Meincke and his colleagues measured diversity using a tool developed by Google, designed to assess how closely content was related in meaning. This helped identify subtle patterns of overlap that might not be obvious at first glance. In 37 out of 45 comparisons, ideas generated with ChatGPT were significantly less diverse than those from other methods — and this pattern held even when the researchers used different techniques to measure similarity.
One exception came from a single experiment, which didn’t show a clear drop in diversity. The researchers suggest this may be due to a “ceiling effect” — meaning the task was already so constrained that there wasn’t much room for variation in the first place. This underscores a key insight: Creativity is especially vulnerable when the prompt is overly narrow or repeated too often.
A Better Way to Brainstorm With AI
These findings have important implications for businesses. In functions like product development, marketing, and strategy, success often depends not just on generating strong ideas, but also on generating a wide range of them, so as to tackle problems from different angles. As the study’s authors wrote: “The true value of brainstorming stems from the diversity of ideas rather than multiple voices repeating similar thoughts.”

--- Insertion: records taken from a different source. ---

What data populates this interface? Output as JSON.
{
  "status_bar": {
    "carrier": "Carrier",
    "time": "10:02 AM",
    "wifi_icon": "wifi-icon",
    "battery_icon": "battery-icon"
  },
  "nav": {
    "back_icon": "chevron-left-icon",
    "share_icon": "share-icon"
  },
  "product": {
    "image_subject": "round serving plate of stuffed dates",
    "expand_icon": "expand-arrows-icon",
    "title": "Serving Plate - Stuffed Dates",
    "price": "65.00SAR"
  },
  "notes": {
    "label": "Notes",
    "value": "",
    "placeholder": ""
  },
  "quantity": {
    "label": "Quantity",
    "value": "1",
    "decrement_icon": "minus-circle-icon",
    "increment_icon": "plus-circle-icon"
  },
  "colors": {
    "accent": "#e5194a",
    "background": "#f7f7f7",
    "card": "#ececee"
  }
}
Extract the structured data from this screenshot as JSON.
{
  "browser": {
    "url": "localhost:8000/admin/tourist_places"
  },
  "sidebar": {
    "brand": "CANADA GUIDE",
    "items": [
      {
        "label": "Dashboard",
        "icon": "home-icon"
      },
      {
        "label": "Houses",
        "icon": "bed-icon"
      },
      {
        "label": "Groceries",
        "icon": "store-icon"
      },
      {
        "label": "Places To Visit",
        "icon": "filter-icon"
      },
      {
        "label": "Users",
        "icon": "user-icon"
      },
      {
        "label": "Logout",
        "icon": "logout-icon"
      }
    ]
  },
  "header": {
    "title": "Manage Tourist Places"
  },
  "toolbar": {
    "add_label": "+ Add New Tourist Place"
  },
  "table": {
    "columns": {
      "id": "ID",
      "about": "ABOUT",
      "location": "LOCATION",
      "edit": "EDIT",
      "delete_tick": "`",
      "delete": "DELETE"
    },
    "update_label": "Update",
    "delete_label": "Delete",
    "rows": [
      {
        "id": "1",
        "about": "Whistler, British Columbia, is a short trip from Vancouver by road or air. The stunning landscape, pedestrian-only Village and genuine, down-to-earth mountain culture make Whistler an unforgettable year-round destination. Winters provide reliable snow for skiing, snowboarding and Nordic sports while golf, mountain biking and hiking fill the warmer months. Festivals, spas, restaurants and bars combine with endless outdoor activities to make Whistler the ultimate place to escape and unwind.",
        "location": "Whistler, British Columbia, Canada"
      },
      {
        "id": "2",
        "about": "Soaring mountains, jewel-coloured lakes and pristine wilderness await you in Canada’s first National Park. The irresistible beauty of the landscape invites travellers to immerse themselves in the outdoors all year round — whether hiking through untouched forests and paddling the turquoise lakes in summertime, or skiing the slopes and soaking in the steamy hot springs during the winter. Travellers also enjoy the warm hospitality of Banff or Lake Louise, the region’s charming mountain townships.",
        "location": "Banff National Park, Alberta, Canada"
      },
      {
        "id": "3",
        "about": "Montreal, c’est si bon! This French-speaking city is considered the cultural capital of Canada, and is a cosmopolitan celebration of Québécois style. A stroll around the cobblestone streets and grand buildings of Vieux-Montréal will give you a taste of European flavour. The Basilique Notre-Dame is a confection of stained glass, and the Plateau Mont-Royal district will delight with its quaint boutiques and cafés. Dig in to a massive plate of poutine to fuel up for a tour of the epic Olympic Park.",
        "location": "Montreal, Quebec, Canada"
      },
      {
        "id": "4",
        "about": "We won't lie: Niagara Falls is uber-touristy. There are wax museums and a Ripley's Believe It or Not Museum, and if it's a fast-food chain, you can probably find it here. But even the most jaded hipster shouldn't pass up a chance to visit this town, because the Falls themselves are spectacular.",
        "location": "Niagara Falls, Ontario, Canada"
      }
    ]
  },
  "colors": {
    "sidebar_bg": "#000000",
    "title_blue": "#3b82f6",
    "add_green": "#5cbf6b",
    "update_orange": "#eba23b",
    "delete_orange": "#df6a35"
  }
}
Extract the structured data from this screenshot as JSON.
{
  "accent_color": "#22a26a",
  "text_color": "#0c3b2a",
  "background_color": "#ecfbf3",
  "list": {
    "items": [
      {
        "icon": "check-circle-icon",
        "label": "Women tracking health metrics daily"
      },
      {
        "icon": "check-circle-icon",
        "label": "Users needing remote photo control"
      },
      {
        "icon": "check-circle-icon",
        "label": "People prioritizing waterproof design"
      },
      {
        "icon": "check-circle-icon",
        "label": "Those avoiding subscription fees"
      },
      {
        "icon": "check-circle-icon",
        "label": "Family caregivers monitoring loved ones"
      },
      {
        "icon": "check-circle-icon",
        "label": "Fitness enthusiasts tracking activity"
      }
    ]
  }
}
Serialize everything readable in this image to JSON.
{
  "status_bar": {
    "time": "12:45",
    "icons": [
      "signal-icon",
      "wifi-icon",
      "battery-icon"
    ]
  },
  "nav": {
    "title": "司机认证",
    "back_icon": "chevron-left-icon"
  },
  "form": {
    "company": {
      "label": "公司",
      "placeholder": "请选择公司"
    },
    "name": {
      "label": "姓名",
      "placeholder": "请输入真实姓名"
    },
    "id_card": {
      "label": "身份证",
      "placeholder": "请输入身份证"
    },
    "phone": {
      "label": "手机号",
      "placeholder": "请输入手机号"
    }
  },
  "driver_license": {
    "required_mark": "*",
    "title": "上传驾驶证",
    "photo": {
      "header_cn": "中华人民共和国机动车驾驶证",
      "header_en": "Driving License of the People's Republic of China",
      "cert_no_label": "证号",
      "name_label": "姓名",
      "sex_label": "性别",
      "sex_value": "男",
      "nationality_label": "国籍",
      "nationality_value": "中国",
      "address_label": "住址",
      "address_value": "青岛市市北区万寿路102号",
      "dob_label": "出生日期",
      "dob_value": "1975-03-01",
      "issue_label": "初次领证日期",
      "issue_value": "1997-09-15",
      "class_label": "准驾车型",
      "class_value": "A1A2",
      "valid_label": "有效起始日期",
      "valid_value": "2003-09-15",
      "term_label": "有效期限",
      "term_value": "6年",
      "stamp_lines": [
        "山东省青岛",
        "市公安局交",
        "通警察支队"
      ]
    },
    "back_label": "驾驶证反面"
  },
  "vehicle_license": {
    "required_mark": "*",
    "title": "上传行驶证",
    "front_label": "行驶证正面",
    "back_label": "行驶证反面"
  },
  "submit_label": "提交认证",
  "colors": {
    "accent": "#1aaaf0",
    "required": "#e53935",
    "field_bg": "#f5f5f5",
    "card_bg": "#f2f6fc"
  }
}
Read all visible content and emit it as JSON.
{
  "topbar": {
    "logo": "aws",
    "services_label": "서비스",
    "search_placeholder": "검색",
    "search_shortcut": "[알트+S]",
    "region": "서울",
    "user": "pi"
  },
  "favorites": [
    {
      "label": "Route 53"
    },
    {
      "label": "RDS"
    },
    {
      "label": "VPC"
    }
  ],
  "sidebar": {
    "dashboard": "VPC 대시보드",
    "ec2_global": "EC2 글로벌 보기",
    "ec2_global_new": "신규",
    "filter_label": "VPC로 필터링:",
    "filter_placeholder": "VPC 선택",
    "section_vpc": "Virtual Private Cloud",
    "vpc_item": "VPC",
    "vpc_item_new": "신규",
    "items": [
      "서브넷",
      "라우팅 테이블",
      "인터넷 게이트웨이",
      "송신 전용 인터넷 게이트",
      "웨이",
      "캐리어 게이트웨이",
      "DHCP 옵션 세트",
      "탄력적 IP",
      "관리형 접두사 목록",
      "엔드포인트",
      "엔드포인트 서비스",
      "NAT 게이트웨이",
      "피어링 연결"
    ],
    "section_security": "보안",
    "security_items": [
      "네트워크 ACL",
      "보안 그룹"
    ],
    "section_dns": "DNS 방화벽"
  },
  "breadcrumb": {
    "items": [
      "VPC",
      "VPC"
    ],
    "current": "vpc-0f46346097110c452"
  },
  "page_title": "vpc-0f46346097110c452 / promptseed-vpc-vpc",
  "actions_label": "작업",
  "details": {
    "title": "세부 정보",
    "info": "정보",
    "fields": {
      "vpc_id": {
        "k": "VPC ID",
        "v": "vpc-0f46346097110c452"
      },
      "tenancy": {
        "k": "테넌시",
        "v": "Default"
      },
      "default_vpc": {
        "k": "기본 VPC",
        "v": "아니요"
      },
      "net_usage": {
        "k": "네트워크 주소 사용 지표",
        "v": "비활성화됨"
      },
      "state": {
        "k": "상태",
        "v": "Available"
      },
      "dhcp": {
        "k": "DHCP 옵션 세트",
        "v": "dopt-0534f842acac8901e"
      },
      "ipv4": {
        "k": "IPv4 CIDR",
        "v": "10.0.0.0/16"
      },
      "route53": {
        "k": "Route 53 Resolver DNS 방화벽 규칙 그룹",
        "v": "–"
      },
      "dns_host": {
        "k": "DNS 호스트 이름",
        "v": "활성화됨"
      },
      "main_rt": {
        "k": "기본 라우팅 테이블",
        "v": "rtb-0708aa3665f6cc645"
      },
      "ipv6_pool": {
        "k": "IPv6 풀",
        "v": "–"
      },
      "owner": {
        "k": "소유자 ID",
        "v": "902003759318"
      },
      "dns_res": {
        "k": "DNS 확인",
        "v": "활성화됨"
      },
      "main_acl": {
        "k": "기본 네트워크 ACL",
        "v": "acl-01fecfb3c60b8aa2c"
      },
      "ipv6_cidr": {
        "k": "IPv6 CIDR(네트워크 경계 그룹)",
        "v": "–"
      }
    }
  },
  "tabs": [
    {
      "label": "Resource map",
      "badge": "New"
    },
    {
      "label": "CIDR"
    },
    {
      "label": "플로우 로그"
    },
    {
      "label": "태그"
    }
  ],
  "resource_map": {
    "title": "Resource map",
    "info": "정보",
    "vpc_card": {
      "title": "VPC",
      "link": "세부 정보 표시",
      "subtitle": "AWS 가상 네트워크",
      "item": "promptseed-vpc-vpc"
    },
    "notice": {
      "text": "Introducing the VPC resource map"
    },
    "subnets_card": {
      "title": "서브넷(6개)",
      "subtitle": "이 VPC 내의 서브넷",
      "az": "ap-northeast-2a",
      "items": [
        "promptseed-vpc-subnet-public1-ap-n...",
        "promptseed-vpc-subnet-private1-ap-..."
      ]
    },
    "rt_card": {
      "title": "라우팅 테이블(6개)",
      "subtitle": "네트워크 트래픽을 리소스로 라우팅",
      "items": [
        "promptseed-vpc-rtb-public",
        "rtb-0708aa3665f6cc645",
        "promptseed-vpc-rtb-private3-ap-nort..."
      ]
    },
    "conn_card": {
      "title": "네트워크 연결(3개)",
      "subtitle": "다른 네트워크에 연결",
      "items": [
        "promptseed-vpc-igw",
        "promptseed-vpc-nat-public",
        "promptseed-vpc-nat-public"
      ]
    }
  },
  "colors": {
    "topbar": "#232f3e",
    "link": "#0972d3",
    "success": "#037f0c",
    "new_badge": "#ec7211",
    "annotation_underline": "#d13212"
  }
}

Yet that diversity doesn’t happen on its own. “Diversity is often overlooked, but it needs special protection,” said Terwiesch. “If you don’t solve for it explicitly, you won’t get it.”
One reason for the lack of diversity, the researchers note, is that participants often used similar prompts when interacting with ChatGPT — suggesting that some of the convergence in ideas may come from how users engage with the tool, not just how the model generates responses.
Even small changes in how questions are framed can lead to more varied results, they argue. “The cost of varying prompts is low, and given how important diversity is, it would be foolish not to do it,” said Terwiesch.
“It’s not surprising that you get fewer distinct ideas, because they all come from the same underlying distribution.”— Lennart Meincke
One technique the researchers highlight is “chain-of-thought prompting.” Rather than asking the chatbot for a single idea all at once, this method breaks the task into smaller, structured steps. It can increase the variety of responses and reduce repetition, said Terwiesch.
Meincke added that starting with human ideas may help teams move in different directions before introducing AI. He also suggested using multiple AI models to inject greater variety into the brainstorming process. “It would be equally foolish not to try five models,” said Meincke. “Throw them all into the mix and go crazy.”
The paper arrives as generative AI moves deeper into business workflows, not just for writing and coding, but also for creative tasks like ideation, product naming, and brand development. “People have been dreaming about AI being creative, but we have never been closer to having a system reaching a point where we can be at human creativity,” said Terwiesch. “That’s a big deal.”
Still, the researchers caution against mistaking fluency for originality. The best ideas, it seems, are still born from disagreement, divergence, and a bit of creative mess.